Fernanda se quedó callada, sorprendida por mi tono. Yo también me sorprendí. No era rabia contra ella, sino contra el mundo entero. Contra una sociedad que mide el valor de una mujer por su estado civil, por su capacidad de formar una familia.

Esa noche, decidí salir a caminar por el parque de Laureles. Vi parejas tomadas de la mano, niños jugando, ancianos sentados en las bancas conversando. Sentí una punzada de envidia y tristeza. Me senté bajo un árbol y lloré en silencio. Un señor mayor se acercó y me ofreció un pañuelo.

—La vida a veces se pone dura, ¿cierto? —me dijo con una sonrisa amable.

Asentí, incapaz de hablar.

—Yo perdí a mi esposa hace diez años —continuó—. Al principio pensé que nunca iba a poder seguir adelante. Pero aprendí a disfrutar mi propia compañía. No es fácil, pero tampoco es imposible.

Sus palabras se quedaron conmigo mucho tiempo. Empecé a preguntarme si mi dolor era realmente por estar sola o por no cumplir las expectativas de los demás. ¿Y si podía aprender a quererme así, incompleta y todo?

Intenté nuevas cosas: tomé clases de cerámica, empecé a correr los domingos en el estadio Atanasio Girardot, me inscribí en un club de lectura. Al principio me sentía fuera de lugar, pero poco a poco fui encontrando pequeñas alegrías en esos espacios. Conocí a otras personas solas, cada una con su historia y sus heridas.

Un día, Paola me llamó llorando. Su esposo le había sido infiel y estaba pensando en separarse. Me pidió que la acompañara a su casa porque no quería estar sola. Esa noche hablamos hasta el amanecer. Me di cuenta de que nadie tiene la vida resuelta, que todos cargamos con miedos y vacíos.

Mi relación con mi familia sigue siendo tensa. En cada reunión familiar hay comentarios sobre mi soltería. Mi abuela reza para que «Dios me mande un buen hombre» y mis primos hacen bromas pesadas. Pero ya no me duele tanto como antes. Aprendí a poner límites y a defender mi derecho a estar sola sin sentirme menos.

Hace poco vi a Andrés en un centro comercial. Iba de la mano con su nueva pareja y un bebé en brazos. Me saludó con una sonrisa incómoda y yo le devolví el saludo sin rencor. Sentí paz por primera vez en mucho tiempo.

No sé si algún día encontraré el amor otra vez.
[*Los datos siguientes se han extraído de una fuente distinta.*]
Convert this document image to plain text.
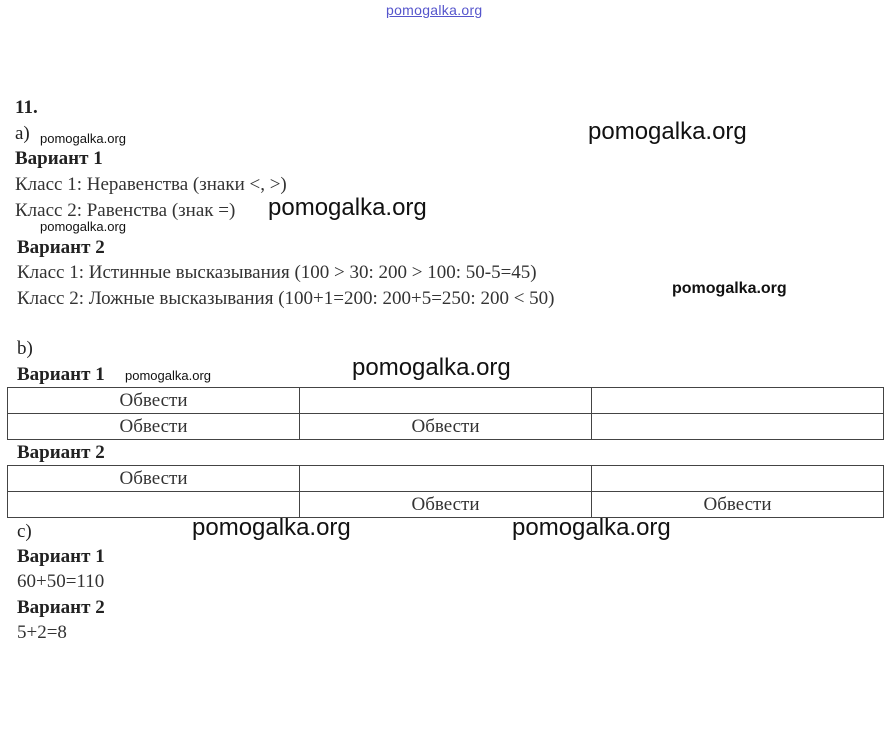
pomogalka.org
pomogalka.org
pomogalka.org
pomogalka.org
pomogalka.org
pomogalka.org
pomogalka.org
pomogalka.org
pomogalka.org	pomogalka.org
11.
a)
Вариант 1
Класс 1: Неравенства (знаки <, >)
Класс 2: Равенства (знак =)
Вариант 2
Класс 1: Истинные высказывания (100 > 30: 200 > 100: 50-5=45)
Класс 2: Ложные высказывания (100+1=200: 200+5=250: 200 < 50)
b)
Вариант 1
Обвести		
Обвести	Обвести	
Вариант 2
Обвести		
	Обвести	Обвести
c)
Вариант 1
60+50=110
Вариант 2
5+2=8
Tal vez sí, tal vez no. Pero ya no siento que mi vida esté incompleta solo porque no tengo pareja. Aprendí a disfrutar mi soledad, a valorar mi independencia y a construir mi propia felicidad.

A veces todavía duele —sobre todo cuando veo a mis amigas con sus familias— pero ya no es un dolor paralizante. Es solo una parte más de mi historia.

Me pregunto: ¿cuántas mujeres como yo viven atrapadas entre la presión social y el miedo a estar solas? ¿Cuándo aprenderemos a valorar nuestra propia compañía sin sentirnos menos? ¿Y tú, alguna vez te has sentido así?